Addressing subrogation rights, Dufour’s policy stated “after we have made payment under this policy and where allowed by law we have the right to recover the payment from anyone who may be responsible.’’

Dufour, who had not been fully compensated for his injuries, contended that he was entitled to the $15,598 paid by American Standard in response to Dairyland’s subrogation claim. When Dairyland declined to turn over that recovery, Dufour sued Dairyland for breach of contract and bad faith. Dufour’s argument that he was entitled to the recovery obtained by Dairyland stemmed from the “made-whole-rule” followed by Wisconsin courts, which provides that an insurer is not entitled to pursue subrogation until the insured recovers full compensation for his injuries, i.e. is made whole. The court considered a long line of case law discussing different factual and equitable considerations which may apply in reaching a decision on whether a subrogation action may be pursued under the made-whole-rule. In this case the Court held that the made-whole-rule did not preclude Dairyland from retaining the funds it recovered, because the court found that the equities favored the insurer:

  • Dairyland fully paid Dufour all that he bargained for under his policy.
  • Dufour had priority in settling with the tortfeasor’s insurer, American Standard, and Dairyland waited until Dufour received full policy benefits from American Standard before obtaining its subrogation recovery.
  • If Dairyland had not pursued subrogation Dufour would not have had access to the $100,000 which he was paid by the tortfeasor’s insurer, American Standard.

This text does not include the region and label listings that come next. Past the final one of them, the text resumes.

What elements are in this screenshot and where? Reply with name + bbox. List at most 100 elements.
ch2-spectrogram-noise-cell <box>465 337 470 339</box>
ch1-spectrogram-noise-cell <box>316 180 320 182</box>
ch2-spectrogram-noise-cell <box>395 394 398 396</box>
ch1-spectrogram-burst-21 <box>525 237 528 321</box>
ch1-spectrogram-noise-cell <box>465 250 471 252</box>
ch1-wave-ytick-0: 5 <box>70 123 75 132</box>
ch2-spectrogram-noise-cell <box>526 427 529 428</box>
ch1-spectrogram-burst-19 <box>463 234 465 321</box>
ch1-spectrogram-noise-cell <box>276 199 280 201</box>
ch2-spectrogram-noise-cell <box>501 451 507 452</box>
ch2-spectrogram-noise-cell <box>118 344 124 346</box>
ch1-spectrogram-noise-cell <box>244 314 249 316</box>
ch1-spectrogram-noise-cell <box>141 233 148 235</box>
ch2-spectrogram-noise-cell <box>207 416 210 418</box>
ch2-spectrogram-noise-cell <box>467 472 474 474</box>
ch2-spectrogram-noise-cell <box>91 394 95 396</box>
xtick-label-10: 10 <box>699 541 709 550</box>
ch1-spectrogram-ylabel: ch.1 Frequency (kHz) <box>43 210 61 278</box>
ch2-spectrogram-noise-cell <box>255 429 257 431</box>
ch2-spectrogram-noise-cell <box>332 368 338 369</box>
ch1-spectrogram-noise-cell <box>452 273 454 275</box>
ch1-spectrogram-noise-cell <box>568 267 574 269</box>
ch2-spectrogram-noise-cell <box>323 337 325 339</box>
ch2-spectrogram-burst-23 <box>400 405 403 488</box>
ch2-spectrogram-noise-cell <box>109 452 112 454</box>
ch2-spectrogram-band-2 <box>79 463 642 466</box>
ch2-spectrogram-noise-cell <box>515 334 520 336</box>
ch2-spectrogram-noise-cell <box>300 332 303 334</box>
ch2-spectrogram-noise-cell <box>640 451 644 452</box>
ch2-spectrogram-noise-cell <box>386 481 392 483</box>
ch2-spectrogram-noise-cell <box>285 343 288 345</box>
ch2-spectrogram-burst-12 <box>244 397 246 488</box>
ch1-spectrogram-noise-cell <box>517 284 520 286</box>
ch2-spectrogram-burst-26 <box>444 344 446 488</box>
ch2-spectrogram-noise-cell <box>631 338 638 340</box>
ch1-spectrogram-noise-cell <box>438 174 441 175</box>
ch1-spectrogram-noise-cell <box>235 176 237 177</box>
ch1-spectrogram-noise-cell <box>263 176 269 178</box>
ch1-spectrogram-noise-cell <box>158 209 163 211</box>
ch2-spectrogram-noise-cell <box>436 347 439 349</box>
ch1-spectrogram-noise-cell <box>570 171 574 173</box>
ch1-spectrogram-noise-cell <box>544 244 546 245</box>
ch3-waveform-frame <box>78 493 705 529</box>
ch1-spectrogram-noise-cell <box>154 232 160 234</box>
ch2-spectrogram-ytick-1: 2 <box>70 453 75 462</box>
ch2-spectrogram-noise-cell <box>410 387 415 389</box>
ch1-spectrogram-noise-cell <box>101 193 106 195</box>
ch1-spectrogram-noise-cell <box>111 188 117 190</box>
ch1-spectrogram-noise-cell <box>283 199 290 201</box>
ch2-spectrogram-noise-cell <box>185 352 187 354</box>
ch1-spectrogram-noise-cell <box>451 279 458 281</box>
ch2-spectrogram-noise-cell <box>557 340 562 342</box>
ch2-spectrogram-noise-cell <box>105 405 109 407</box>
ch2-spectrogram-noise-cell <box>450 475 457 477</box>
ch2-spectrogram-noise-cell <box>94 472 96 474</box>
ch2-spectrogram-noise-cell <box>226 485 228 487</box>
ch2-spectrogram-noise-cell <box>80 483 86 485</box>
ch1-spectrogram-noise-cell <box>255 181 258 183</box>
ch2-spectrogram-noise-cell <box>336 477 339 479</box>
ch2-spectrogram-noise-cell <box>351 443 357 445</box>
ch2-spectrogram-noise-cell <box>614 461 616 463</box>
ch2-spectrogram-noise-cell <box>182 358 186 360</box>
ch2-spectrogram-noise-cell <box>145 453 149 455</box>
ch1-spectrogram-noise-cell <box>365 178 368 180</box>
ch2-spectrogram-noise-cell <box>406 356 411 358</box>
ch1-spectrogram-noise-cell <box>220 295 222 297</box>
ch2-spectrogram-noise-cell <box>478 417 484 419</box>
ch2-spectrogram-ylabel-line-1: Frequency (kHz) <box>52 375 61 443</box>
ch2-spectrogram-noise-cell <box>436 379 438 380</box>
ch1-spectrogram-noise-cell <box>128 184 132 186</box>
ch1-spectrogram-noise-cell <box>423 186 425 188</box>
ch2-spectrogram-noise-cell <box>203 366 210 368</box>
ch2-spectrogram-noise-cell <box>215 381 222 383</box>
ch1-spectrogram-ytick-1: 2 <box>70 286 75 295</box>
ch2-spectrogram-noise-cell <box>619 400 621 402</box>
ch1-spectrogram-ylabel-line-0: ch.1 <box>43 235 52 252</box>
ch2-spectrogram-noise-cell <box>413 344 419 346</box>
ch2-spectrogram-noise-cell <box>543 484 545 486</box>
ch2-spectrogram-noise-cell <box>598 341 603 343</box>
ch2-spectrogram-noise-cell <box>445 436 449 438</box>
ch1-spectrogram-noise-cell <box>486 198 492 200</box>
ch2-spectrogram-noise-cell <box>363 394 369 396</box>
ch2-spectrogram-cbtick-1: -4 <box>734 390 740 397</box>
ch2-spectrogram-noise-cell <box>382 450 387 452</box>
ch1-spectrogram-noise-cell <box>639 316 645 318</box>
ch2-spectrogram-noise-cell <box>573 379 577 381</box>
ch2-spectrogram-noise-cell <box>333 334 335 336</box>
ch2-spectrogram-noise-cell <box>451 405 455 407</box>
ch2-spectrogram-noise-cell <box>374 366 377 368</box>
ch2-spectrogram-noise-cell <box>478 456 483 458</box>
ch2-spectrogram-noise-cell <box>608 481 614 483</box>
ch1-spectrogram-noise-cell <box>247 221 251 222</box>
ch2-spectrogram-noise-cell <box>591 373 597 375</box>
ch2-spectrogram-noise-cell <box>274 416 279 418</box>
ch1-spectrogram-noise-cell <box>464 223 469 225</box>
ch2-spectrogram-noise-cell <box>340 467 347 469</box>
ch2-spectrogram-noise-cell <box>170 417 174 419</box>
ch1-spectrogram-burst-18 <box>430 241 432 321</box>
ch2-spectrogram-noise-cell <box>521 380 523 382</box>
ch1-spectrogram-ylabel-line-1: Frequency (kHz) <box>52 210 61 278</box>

Of significance in connection with this decision, Dufour didn’t have a claim against American Standard for property damage since Dairyland reimbursed Dufour for 100% of his property damage losses.  In addition, Dufour received all he was entitled to from both Dairyland and American Standard.

The Court next addressed Dufour’s bad faith allegations.  Dufour argued that Dairyland had acted in bad faith by unreasonably failing to turn over the funds it received in subrogation.  Among other prerequisites, in order to prove bad faith in the first party context, Wisconsin law has a fundamental prerequisite in first party bad faith cases that there be some breach of contract.  The court concluded that there had been no breach of contract because Dairyland paid the insured every dollar to which Dufour was entitled under the policy, and that because there was no breach of contract, Dairyland did not act in bad faith with respect to Dufour’s demands for funds Dairyland obtained as subrogation for the property damages it paid Dufour,i.e. there was no breach of contract so Dufour could not satisfy the fundamental prerequisite for a first-party bad faith claim against an insurer by an insured under Wisconsin law.

Insurance carriers, when pursuing subrogation recoveries, should remember that a bad faith cause of action may still be viable.  Therefore, it is the prudent carrier that checks the state’s made-whole and bad faith laws prior to seeking any recovery.